Interpret and design hardware and software for simple real-time digital systems.

● Describe the fundamentals of microprocessor organization and operation. Show the transfer of information, from register to register or from register to memory, that occurs within a simple, generic processor for each instruction within its instruction set. Modify processor to perform new functions.

● Describe the basis for interaction between a microcontroller and external hardware. Interpret and design digital system incorporating a microcontroller and common peripherals (RAM, ROM, A/D converters, etc).
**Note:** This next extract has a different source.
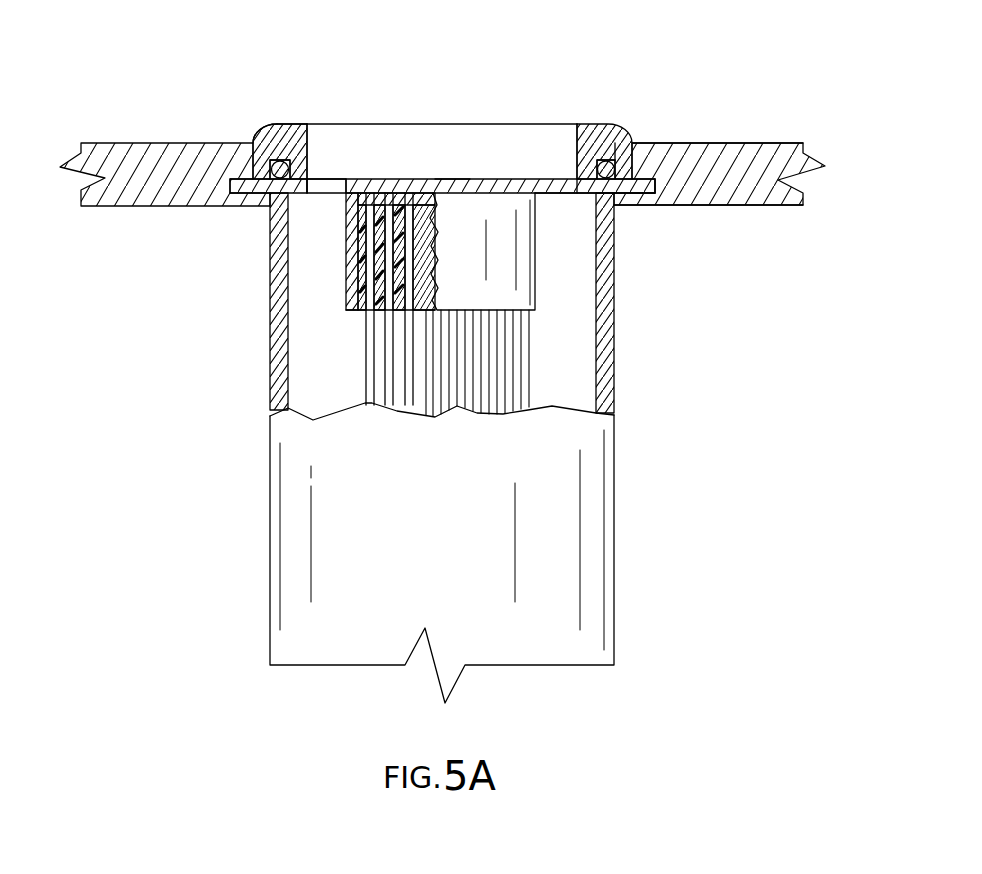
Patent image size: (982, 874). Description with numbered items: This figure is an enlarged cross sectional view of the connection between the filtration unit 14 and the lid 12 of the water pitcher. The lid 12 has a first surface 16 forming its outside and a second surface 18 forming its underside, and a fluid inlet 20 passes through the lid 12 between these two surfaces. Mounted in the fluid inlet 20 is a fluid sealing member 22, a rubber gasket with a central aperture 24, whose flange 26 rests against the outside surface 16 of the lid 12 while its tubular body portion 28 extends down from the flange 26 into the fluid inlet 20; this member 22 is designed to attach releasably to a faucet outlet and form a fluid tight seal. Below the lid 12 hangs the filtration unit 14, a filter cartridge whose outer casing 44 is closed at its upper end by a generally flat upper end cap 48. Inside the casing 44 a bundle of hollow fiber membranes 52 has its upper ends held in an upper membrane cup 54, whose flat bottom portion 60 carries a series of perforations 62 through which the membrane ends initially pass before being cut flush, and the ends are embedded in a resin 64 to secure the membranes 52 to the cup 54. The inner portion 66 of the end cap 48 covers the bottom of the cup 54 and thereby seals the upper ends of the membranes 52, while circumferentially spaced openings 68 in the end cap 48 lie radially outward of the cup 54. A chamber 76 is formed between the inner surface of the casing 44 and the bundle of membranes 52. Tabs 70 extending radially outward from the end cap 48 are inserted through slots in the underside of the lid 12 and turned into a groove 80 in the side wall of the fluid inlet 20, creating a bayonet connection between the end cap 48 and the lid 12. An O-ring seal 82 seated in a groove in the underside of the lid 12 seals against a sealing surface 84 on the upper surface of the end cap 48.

Explain the operation of timers, counters, and interrupts.

● Write programs in C or ASM for a simple microcontroller.

● Write programs using interrupts to: perform a task at regular intervals using counters; to communicate between processors serially; or to provide immediate service to external hardware. Describe and build a task scheduler. Describe the basis behind existing real-time operating systems (RTOS) and implement simple programs with these systems.

● Recommended references:

●  The 8051 Microcontroller, I. S. MacKenzie, Prentice Hall, 2006.

●  C and the 8051, Tom Shultz, Prentice Hall, 2008.
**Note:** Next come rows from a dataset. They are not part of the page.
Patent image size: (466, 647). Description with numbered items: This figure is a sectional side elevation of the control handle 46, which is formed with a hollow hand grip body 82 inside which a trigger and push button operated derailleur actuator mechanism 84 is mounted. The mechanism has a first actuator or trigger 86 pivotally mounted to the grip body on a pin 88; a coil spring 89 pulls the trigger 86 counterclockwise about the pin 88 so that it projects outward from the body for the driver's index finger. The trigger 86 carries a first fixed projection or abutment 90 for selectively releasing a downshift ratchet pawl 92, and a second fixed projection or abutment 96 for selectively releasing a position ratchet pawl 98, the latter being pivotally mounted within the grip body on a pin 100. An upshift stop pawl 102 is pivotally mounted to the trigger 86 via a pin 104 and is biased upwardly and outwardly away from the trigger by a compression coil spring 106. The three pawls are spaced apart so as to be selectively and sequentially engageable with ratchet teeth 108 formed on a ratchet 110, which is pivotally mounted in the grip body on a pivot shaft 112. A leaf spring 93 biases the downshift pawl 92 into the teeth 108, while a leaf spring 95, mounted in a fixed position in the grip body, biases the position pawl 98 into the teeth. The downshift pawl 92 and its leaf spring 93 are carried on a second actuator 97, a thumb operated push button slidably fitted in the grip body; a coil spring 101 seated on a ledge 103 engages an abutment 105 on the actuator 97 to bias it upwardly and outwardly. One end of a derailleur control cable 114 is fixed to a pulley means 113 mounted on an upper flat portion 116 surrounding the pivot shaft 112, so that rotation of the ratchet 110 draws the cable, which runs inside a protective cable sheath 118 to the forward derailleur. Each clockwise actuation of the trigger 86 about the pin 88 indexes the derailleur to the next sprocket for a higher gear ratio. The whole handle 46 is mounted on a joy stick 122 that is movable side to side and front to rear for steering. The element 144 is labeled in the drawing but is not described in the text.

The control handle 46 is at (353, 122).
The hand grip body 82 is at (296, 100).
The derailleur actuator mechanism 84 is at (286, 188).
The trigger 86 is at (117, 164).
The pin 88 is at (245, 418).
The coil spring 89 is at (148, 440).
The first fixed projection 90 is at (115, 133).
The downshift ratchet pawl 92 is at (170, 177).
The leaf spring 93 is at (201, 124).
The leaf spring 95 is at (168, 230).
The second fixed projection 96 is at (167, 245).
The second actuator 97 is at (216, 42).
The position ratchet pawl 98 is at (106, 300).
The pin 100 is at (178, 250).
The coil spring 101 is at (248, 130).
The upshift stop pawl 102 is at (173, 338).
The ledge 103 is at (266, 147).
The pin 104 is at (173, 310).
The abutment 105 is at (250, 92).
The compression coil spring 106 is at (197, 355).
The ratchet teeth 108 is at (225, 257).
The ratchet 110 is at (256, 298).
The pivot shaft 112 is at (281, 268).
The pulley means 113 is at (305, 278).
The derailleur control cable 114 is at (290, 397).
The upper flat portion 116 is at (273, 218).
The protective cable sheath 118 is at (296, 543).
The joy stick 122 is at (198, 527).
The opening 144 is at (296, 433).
The afternoon exam will include more advanced questions from CpE 3150 and will also include questions from material covered in CpE 5151 and CpE 5170.

Topics related to CpE 5151 (Digital Systems Design Lab) include:

● Design the interface for microprocessor peripherals and create the timing diagrams for that interface.
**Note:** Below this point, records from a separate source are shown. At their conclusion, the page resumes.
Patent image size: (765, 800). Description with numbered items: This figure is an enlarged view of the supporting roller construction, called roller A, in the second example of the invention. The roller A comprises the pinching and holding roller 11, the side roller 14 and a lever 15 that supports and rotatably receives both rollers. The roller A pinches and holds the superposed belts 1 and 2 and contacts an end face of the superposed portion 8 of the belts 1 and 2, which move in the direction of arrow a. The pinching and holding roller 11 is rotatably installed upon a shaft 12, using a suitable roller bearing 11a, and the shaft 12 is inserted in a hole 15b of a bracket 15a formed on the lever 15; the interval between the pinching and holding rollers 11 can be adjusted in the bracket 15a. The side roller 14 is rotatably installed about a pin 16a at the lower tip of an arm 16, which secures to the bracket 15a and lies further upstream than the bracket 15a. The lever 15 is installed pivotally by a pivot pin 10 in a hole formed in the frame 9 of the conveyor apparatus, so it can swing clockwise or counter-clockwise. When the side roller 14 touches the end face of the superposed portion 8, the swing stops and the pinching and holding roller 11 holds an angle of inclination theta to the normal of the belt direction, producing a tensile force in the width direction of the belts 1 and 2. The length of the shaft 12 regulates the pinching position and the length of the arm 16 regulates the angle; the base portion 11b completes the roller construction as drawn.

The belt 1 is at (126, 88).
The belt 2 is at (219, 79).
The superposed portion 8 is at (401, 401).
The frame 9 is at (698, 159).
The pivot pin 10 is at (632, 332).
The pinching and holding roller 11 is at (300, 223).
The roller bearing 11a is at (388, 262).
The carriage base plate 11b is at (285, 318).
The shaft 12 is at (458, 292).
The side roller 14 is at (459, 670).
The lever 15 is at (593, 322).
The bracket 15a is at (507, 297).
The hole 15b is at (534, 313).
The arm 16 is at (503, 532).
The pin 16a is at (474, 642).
● Describe the metastable state, what causes it and how to prevent it.

● Describe different types of programmable logic devices and write a PLD design program.

● Describe different types of logic families and the problems that can occur when using high speed digital logic signals such as transmission line effects and noise propagation.

Topics related to CpE 5170 (Real Time Systems) include:

● Hard vs Soft Real Time (R-T) Systems and Life-Cycle Models

● Specifications Model & Architecture Model

● Reference Model

● Multi-Tasking and R-T Scheduling

● Clock-Driven Scheduling

● Priority-Driven Scheduling

● Resource and Access Control

● Recommended references:

●  Real-Time Systems, J. W. Liu, Prentice-Hall, 2000, ISBN 0-13-099651

4.  Computational Intelligence

The morning session covers all 5xxx level course materials and the afternoon session covers 5xxx and 6xxx level course material in a greater depth. The morning session covers basic concepts and problems related to computational intelligence related areas. Such topics are covered in courses including: CpE 5310/EE 5310/ Sys Eng 5211 -Computational Intelligence, EE 5370 -Introduction to Neural Networks & Applications, and CpE /EE 6320 -Adaptive Dynamic Programming, CpE 6330 Clustering, CpE 6310 Markov Decision Processes.

Topics related to CpE 5310/EE 5310 (Computational Intelligence) include:

●  Artificial Neural Networks (ANNs):
The Artificial Neuron; Supervised Learning Neural Networks; Unsupervised Learning Neural Networks; Radial Basis Function Networks. This part will be introductory in nature since most of the course involves EC, SI, and FS methods for training and developing ANN structures.